At the same time, while Kerimov is determined to create a club of which his native region can be proud, at present the team spend as little time as possible in Makhachkala. Training takes place just outside Moscow at the base vacated by Saturn last November, and the team flies in for home games – a trip not dissimilar to flying from Moscow to London, and one which prompted allegations of an unpaid 25M rouble bill owed to Dagestan airlines. That story emerged the day before Eto’o confirmed his transfer from Inter and coincided with reports of a furious row between Gadzhiev and the referee at a match against Dynamo Moscow. In a land notorious for black PR, it is not hard to imagine a few green-eyed rivals at other clubs frantically looking for dirt to dish.
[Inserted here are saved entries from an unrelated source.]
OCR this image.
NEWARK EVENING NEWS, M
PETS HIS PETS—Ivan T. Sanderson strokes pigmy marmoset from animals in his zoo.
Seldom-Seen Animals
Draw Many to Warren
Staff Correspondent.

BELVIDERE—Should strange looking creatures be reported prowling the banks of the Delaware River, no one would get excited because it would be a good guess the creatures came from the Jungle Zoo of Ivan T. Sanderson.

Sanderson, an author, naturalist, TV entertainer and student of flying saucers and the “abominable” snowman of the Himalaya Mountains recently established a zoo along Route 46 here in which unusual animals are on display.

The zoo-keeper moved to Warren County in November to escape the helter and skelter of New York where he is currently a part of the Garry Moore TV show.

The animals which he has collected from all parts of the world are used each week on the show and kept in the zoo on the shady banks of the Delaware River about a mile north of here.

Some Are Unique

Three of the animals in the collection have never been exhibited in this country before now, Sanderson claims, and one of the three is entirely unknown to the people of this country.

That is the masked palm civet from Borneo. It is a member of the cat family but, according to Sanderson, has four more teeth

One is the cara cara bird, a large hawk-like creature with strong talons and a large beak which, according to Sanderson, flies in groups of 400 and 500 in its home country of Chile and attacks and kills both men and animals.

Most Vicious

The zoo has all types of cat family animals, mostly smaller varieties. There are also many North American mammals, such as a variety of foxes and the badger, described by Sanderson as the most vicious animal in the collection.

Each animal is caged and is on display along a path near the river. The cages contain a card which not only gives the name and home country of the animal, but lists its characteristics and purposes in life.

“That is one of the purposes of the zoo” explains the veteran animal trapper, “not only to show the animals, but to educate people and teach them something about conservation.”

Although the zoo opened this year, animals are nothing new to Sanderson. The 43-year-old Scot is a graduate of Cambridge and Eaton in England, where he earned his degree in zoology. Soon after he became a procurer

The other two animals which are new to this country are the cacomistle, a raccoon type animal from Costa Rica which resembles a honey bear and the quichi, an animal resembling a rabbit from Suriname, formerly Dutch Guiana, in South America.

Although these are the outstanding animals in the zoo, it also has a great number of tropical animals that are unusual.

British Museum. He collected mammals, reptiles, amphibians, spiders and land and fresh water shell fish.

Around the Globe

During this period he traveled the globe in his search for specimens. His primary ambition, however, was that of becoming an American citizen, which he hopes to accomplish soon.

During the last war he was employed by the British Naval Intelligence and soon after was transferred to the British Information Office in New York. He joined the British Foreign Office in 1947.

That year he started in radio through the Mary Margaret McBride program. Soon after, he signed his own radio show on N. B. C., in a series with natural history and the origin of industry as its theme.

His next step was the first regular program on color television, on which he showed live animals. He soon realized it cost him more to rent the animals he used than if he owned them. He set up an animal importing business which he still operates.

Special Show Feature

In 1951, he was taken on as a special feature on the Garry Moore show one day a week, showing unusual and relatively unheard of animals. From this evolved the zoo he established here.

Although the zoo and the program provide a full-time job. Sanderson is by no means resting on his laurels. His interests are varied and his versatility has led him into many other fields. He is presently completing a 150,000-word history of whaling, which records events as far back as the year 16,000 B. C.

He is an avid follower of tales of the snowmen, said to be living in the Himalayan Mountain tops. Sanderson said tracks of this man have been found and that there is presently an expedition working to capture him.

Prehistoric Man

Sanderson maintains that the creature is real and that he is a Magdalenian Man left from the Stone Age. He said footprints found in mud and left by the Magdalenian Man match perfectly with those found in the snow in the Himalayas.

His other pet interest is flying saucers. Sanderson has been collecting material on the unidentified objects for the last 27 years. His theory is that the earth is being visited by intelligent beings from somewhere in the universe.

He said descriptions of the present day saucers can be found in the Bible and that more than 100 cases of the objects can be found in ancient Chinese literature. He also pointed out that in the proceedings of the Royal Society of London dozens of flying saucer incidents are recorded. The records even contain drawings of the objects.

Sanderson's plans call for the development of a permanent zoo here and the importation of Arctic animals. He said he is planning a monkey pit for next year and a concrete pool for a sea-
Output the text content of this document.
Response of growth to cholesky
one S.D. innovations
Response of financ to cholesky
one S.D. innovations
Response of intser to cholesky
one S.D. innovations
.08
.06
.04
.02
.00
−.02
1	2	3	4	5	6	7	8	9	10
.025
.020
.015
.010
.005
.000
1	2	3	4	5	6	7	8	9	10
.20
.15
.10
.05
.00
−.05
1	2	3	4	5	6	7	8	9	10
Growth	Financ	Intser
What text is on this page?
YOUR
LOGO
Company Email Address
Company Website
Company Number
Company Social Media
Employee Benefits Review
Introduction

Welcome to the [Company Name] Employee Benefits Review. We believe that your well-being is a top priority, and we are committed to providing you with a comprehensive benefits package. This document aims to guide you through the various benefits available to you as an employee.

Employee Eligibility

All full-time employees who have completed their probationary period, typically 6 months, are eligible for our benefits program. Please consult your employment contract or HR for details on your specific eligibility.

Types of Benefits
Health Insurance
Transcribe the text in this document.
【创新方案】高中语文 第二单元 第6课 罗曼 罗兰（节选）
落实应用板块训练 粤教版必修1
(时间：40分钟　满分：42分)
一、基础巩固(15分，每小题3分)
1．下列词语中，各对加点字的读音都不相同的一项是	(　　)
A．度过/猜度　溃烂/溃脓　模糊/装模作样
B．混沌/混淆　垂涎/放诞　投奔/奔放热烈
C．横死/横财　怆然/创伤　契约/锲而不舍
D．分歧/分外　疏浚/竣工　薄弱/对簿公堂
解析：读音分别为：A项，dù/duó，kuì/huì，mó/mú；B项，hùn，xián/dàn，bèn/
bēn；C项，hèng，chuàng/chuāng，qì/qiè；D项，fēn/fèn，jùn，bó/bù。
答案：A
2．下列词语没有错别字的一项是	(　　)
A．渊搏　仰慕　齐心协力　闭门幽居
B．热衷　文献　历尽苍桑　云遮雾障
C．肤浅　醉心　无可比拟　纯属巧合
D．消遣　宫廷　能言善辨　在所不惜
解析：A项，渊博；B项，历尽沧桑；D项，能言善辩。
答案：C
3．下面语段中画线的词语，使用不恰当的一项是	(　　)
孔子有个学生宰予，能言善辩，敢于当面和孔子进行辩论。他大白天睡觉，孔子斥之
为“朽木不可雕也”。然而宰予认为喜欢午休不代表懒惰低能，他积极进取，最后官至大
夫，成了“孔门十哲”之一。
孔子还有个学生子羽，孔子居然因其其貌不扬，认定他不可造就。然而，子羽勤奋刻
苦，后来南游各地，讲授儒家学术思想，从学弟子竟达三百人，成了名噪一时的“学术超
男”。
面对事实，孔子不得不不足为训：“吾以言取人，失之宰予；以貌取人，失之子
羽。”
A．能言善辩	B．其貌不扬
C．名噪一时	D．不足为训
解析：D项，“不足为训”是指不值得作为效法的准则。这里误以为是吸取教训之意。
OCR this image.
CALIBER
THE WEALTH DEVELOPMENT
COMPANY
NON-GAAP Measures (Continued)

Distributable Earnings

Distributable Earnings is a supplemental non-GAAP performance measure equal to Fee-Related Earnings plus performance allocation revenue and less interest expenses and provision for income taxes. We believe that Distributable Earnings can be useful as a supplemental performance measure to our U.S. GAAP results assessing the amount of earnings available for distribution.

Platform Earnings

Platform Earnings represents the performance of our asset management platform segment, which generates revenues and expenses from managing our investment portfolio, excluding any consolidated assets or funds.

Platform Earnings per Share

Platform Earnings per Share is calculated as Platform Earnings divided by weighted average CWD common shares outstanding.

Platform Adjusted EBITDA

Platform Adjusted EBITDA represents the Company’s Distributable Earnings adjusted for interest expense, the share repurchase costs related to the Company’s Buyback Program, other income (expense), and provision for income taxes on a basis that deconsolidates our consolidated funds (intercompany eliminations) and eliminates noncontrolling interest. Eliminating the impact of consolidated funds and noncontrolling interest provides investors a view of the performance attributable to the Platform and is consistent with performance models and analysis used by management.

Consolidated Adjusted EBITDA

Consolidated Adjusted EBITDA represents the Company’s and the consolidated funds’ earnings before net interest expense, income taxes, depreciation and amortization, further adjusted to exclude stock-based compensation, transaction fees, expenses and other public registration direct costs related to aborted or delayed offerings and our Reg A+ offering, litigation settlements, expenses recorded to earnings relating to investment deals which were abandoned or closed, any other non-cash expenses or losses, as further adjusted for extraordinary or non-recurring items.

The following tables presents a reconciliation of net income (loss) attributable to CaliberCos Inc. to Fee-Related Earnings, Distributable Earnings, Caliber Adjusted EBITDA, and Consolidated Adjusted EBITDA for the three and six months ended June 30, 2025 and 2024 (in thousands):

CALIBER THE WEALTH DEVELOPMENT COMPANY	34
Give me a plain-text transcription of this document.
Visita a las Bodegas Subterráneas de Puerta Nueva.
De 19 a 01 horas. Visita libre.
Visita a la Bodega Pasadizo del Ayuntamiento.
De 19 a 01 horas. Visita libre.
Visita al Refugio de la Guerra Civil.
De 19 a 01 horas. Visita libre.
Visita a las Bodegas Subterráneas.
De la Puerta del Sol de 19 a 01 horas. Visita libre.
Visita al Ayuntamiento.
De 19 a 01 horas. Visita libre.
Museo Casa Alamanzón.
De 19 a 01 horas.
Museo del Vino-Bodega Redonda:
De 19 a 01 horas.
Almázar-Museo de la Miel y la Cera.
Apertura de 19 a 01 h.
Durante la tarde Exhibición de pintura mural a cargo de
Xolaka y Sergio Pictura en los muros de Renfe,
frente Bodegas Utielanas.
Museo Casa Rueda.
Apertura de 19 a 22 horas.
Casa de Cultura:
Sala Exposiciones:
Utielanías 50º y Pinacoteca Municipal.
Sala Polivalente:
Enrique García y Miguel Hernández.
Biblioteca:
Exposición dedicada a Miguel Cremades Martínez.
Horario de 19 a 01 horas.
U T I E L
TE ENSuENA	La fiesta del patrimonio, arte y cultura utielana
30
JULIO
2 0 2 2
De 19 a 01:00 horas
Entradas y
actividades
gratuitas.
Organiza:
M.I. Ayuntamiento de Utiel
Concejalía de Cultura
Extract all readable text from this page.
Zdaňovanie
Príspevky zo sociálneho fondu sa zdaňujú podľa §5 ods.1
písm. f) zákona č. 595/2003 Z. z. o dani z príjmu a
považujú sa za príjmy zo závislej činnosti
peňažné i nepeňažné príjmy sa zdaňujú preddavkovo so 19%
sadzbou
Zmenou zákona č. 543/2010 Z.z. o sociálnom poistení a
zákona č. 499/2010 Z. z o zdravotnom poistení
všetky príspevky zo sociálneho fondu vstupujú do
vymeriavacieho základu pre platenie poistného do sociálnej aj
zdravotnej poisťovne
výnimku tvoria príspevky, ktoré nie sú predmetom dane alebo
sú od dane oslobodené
Certainly that appeared to be the case when Sergei Stepashin, chairman of Russia’s Audit Chamber and head of Dynamo’s advisory panel launched a stinging attack on Anzhi’s spending policy. He argued that it was wrong of Kerimov to pour his personal wealth into a vanity project – however well meaning – in a region which is one of Russia’s poorest and most violent. The cash, he suggested, would be better spent rebuilding the fragmented social infrastructure and offering an alternative to unemployment, crime or terrorism while Dagestan is still receiving huge subsidies from the federal budget and the taxpayers’ purse.
Similar sentiments, rather more crudely expressed, have come from supporters of Russia’s other clubs. Spartak’s "Fratria" fan club was the first to propose a boycott of games against Anzhi and their North Caucasus neighbours Terek Grozny and Spartak Nalchik. The argument was similar: tax dollars paid by honest Spartak fans were going directly or indirectly to subsidise their footballing rivals. The idea was taken up most enthusiastically by Zenit fans – ironically, considering the Petersburg club is bankrolled by the state-owned energy giant Gazprom – and public anger reached an unlikely peak following Zhirkov’s transfer. His first appearance after the deal was signed saw him represent Russia in a friendly against Serbia in Moscow where he was booed from his first touch until his 68th-minute substitution.
Anzhi may have the financial muscle to start winning more football matches, but at the moment they are struggling to win the affections of fans outside of Dagestan.